1. Value x Behavior = Culture.
Look at your top employees – the ones that do everything right, who never give you anything to worry about, and are just ideal team members. Those employees are the model for what you should want when you talk about your organization’s culture. Their everyday behaviors reflect their values, which in turn has a tremendous impact on your culture.
2. Culture is measurable.
It shows up in your metrics because a high-performing, healthy team produces great results. Engaged workers are less absent and more plugged into your mission and vision. The more workers like this you have on your team, the more your culture grows strong and produces tangible results like lower turnover and higher profit.
3. The three great elements to an organization’s working environment are purpose, culture, and strategy.
Culture is the linchpin that ties the other two together.
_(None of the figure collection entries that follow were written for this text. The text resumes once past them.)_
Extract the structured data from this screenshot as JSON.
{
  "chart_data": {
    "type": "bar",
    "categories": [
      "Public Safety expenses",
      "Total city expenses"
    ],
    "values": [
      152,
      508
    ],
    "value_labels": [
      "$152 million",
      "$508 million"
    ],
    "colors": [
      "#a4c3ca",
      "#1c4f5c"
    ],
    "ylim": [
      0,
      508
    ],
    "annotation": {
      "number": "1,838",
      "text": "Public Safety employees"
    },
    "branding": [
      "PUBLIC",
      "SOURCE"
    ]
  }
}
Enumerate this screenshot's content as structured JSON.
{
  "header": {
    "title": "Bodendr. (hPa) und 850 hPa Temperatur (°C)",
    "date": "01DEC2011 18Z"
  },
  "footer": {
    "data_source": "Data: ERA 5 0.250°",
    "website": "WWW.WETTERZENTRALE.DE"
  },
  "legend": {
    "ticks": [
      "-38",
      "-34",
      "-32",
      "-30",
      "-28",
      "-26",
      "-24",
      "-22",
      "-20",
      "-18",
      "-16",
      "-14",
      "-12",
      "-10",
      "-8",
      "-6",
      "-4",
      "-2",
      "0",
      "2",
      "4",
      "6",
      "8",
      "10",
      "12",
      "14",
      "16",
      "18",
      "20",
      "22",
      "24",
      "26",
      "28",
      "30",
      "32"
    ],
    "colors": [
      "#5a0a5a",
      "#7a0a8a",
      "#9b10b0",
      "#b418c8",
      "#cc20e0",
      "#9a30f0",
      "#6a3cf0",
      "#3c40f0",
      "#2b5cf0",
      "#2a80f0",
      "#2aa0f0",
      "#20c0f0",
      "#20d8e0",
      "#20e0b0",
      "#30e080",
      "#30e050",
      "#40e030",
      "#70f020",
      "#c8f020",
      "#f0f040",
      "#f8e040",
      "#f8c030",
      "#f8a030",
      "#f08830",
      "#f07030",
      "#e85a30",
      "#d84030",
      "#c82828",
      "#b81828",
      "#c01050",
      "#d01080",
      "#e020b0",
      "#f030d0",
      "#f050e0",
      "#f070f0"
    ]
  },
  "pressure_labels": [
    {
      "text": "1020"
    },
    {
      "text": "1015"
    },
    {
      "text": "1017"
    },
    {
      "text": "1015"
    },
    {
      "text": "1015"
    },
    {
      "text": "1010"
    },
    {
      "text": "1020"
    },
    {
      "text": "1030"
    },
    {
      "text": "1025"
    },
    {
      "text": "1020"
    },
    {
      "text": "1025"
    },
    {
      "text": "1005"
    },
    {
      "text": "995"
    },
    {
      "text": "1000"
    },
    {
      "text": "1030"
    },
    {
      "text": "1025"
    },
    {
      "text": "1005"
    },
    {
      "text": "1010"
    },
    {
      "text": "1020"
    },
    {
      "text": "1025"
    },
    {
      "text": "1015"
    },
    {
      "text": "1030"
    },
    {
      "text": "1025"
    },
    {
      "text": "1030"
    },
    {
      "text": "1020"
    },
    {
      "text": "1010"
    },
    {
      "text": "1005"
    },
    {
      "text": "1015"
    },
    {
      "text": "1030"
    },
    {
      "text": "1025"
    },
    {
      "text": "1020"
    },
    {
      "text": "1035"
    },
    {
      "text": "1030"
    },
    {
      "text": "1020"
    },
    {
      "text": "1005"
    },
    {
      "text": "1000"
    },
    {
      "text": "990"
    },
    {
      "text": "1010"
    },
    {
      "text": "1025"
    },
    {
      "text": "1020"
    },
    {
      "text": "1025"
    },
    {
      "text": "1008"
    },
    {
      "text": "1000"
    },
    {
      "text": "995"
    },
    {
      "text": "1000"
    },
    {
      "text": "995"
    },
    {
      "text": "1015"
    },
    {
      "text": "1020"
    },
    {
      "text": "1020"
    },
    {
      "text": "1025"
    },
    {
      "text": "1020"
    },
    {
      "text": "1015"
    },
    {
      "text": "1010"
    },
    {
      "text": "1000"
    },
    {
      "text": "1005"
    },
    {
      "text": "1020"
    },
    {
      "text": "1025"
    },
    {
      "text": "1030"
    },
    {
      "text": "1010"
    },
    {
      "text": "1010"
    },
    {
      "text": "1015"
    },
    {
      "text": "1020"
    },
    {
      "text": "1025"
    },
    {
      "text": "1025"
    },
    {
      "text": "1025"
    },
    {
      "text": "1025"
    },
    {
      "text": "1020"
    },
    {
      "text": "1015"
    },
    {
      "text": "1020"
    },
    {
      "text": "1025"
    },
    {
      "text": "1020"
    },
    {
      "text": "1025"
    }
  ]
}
If your culture isn’t healthy, you can have the best strategy in the world and still have difficulty executing. That’s because you’re spending so much time on things like people dynamics – a disgruntled worker, infighting, someone who isn’t clear on their job, etc. Focusing on culture before strategy allows you to be more proactive, rather than reactive, when dealing with your team.
4. You can be self-aware without being self-critical.
Nobody is perfect. We all have flaws. The goal is to be a better version of yourself tomorrow than you are today. Look at yourself from a positive, constructive eye. A lot of people are so hard on themselves and they tear themselves down all the time – that approach will never bring you to a point of growth.